Juan BURGOS, Plaintiff-Respondent, v. ALLCITY INSURANCE COMPANY, et al., Defendants-Appellants.

Decided: May 18, 2000

ROSENBERGER, J.P., WILLIAMS, RUBIN, SAXE and BUCKLEY, JJ. Gavin Handwerker & Mark Hankin, for Plaintiff-Respondent. Eleanor R. Goldman, for Defendants-Appellants.

Order, Supreme Court, New York County (Ira Gammerman, J.), entered on or about October 20, 1999, which denied defendants' motion to vacate a default judgment, unanimously reversed, on the law, the facts, and in the exercise of discretion, the motion granted and the judgment vacated on the condition that defendants pay plaintiff $1000.00 within 30 days of service of this order with notice of entry.

We find that the motion court's exercise of discretion, in denying defendants' motion to vacate, was improvident.   Defendant insurers established that their default, in this Insurance Law 3420[a][2] action, was excusable, pursuant to CPLR 5015[a], by sufficiently demonstrating a reasonable excuse, a lack of prejudice to plaintiff, the timeliness of the motion to vacate, and the existence of a meritorious defense (see, Frenchy's Bar & Grill v.

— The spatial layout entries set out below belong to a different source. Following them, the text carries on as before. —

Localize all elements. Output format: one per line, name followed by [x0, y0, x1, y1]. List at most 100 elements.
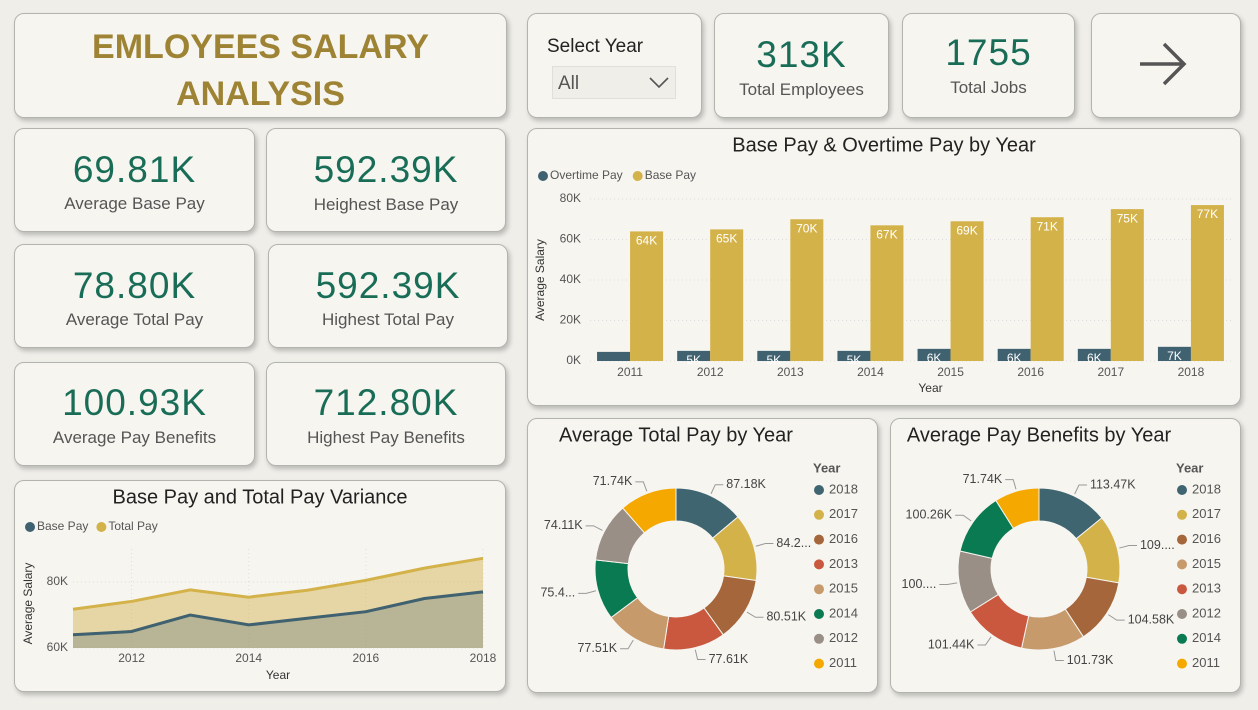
y-tick-label: 80K — [560, 191, 581, 205]
data-label: 77.51K — [577, 641, 617, 655]
kpi-label: Heighest Base Pay — [313, 195, 459, 214]
data-label: 7K — [1167, 349, 1182, 363]
data-label: 87.18K — [726, 477, 766, 491]
kpi-card: 712.80K Highest Pay Benefits — [266, 362, 506, 466]
legend-label: Base Pay — [645, 168, 696, 182]
series-line — [72, 556, 484, 611]
data-label: 80.51K — [766, 610, 806, 624]
data-label: 100.26K — [906, 508, 953, 522]
data-label: 6K — [927, 351, 942, 365]
data-label: 75.4... — [540, 586, 575, 600]
bar — [837, 350, 871, 361]
kpi-value: 592.39K — [315, 265, 461, 306]
bar — [757, 350, 791, 361]
arrow-icon — [1140, 42, 1187, 86]
legend-label: 2016 — [1192, 531, 1221, 546]
legend-marker — [814, 633, 824, 644]
legend-label: 2012 — [829, 630, 858, 645]
legend-marker — [96, 522, 107, 532]
kpi-label: Average Base Pay — [64, 194, 205, 213]
chart-title: Average Pay Benefits by Year — [907, 424, 1172, 446]
x-tick-label: 2014 — [235, 651, 262, 665]
bar — [950, 221, 984, 361]
legend-label: 2015 — [829, 581, 858, 596]
bar — [790, 219, 824, 361]
kpi-value: 78.80K — [72, 265, 197, 306]
bar — [630, 231, 664, 361]
data-label: 67K — [876, 227, 897, 241]
donut-slice — [995, 487, 1040, 530]
legend-label: 2012 — [1192, 605, 1221, 620]
legend-marker — [1177, 584, 1187, 595]
data-label: 70K — [796, 221, 817, 235]
kpi-label: Highest Pay Benefits — [307, 428, 465, 447]
x-tick-label: 2012 — [118, 651, 145, 665]
next-page-button[interactable] — [1091, 13, 1241, 118]
leader-line — [710, 484, 724, 494]
legend-marker — [1177, 658, 1187, 669]
title-card: EMLOYEES SALARY ANALYSIS — [14, 13, 507, 118]
dashboard-title: EMLOYEES SALARY ANALYSIS — [92, 28, 429, 113]
legend-marker — [814, 584, 824, 595]
filter-value: All — [558, 73, 580, 94]
data-label: 5K — [766, 353, 781, 367]
x-tick-label: 2011 — [617, 365, 643, 379]
kpi-card: 78.80K Average Total Pay — [14, 244, 255, 348]
kpi-card: 100.93K Average Pay Benefits — [14, 362, 255, 466]
legend-marker — [1177, 609, 1187, 619]
data-label: 77.61K — [709, 652, 749, 666]
y-axis-label: Average Salary — [533, 239, 547, 321]
legend-label: 2011 — [829, 655, 857, 670]
bar — [1030, 217, 1064, 361]
x-tick-label: 2016 — [353, 651, 380, 665]
legend-label: 2014 — [829, 605, 858, 620]
legend-marker — [814, 609, 824, 619]
legend-marker — [814, 534, 824, 545]
data-label: 74.11K — [544, 518, 583, 532]
kpi-value: 69.81K — [72, 149, 197, 190]
kpi-label: Total Employees — [739, 80, 864, 99]
legend-label: Total Pay — [108, 519, 157, 533]
leader-line — [1074, 484, 1087, 495]
y-tick-label: 0K — [566, 353, 581, 367]
x-axis-label: Year — [266, 668, 290, 682]
bar — [1190, 205, 1224, 361]
x-tick-label: 2017 — [1097, 365, 1124, 379]
chart-title: Base Pay and Total Pay Variance — [113, 486, 408, 508]
y-tick-label: 40K — [560, 272, 581, 286]
legend-marker — [1177, 559, 1187, 570]
chart: Base Pay & Overtime Pay by Year Overtime … — [533, 134, 1231, 395]
data-label: 6K — [1007, 351, 1022, 365]
y-tick-label: 60K — [47, 640, 68, 654]
legend-marker — [1177, 633, 1187, 644]
legend-label: Base Pay — [37, 519, 88, 533]
area-fill — [73, 591, 483, 648]
kpi-label: Highest Total Pay — [322, 310, 454, 329]
legend-label: 2017 — [1192, 506, 1221, 521]
kpi-label: Average Pay Benefits — [52, 428, 217, 447]
kpi-card: 69.81K Average Base Pay — [14, 128, 255, 232]
x-tick-label: 2013 — [777, 365, 804, 379]
chart-card: Base Pay & Overtime Pay by Year Overtime … — [527, 128, 1241, 406]
donut-slice — [622, 487, 677, 534]
leader-line — [1005, 479, 1017, 490]
legend-label: 2017 — [829, 506, 858, 521]
area-fill — [73, 558, 483, 648]
legend-label: 2018 — [829, 481, 858, 496]
chart: Base Pay and Total Pay Variance Base Pay T… — [21, 486, 497, 682]
legend-label: 2015 — [1192, 556, 1221, 571]
kpi-card: 313K Total Employees — [714, 13, 889, 118]
data-label: 100.... — [902, 577, 937, 591]
kpi-card: 592.39K Heighest Base Pay — [266, 128, 506, 232]
data-label: 6K — [1087, 351, 1102, 365]
legend-label: Overtime Pay — [550, 168, 623, 182]
legend-marker — [538, 171, 548, 181]
x-tick-label: 2018 — [470, 651, 497, 665]
data-label: 71K — [1037, 219, 1058, 233]
legend-label: 2011 — [1192, 655, 1220, 670]
legend-label: 2013 — [829, 556, 858, 571]
data-label: 101.44K — [928, 637, 975, 651]
filter-dropdown[interactable]: All — [552, 66, 676, 99]
legend-marker — [814, 485, 824, 495]
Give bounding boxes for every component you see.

United International Ins. Co., 251 A.D.2d 177, 675 N.Y.S.2d 31).   Their assertion of law office failure provided a reasonable excuse for the default, since they showed that their failure to forward the summons and complaint to their attorney and his subsequent default on the motion was not willful (see, CPLR 2005;  Barajas v. Toll Bros., 247 A.D.2d 242, 669 N.Y.S.2d 35;  see also, Sanchez v. Javind Apt. Corp., 246 A.D.2d 353, 667 N.Y.S.2d 708).   They asserted a meritorious defense by offering proof that the judgment exceeded the limits of the insurance policy at issue (see, Insurance Law 3420[a][2];  see also, D'Arata v. New York Central Mutual Fire Ins. Co., 76 N.Y.2d 659, 563 N.Y.S.2d 24, 564 N.E.2d 634;  Holmes v. Allstate Ins. Co., 33 A.D.2d 96, 305 N.Y.S.2d 563).   They contend that the only prejudice that plaintiff might suffer would result from this action having to be brought pursuant to § 3420 [a] [2];  if they prevail on their allegation that the insurance policy has a $10,000 limit, the statute requires that plaintiff's recovery in this action be limited to that amount.   Finally, defendants show that the motion to vacate was timely made, pursuant to CPLR 5015[a][1], inasmuch as they moved to vacate within a few weeks of receiving notice of the default.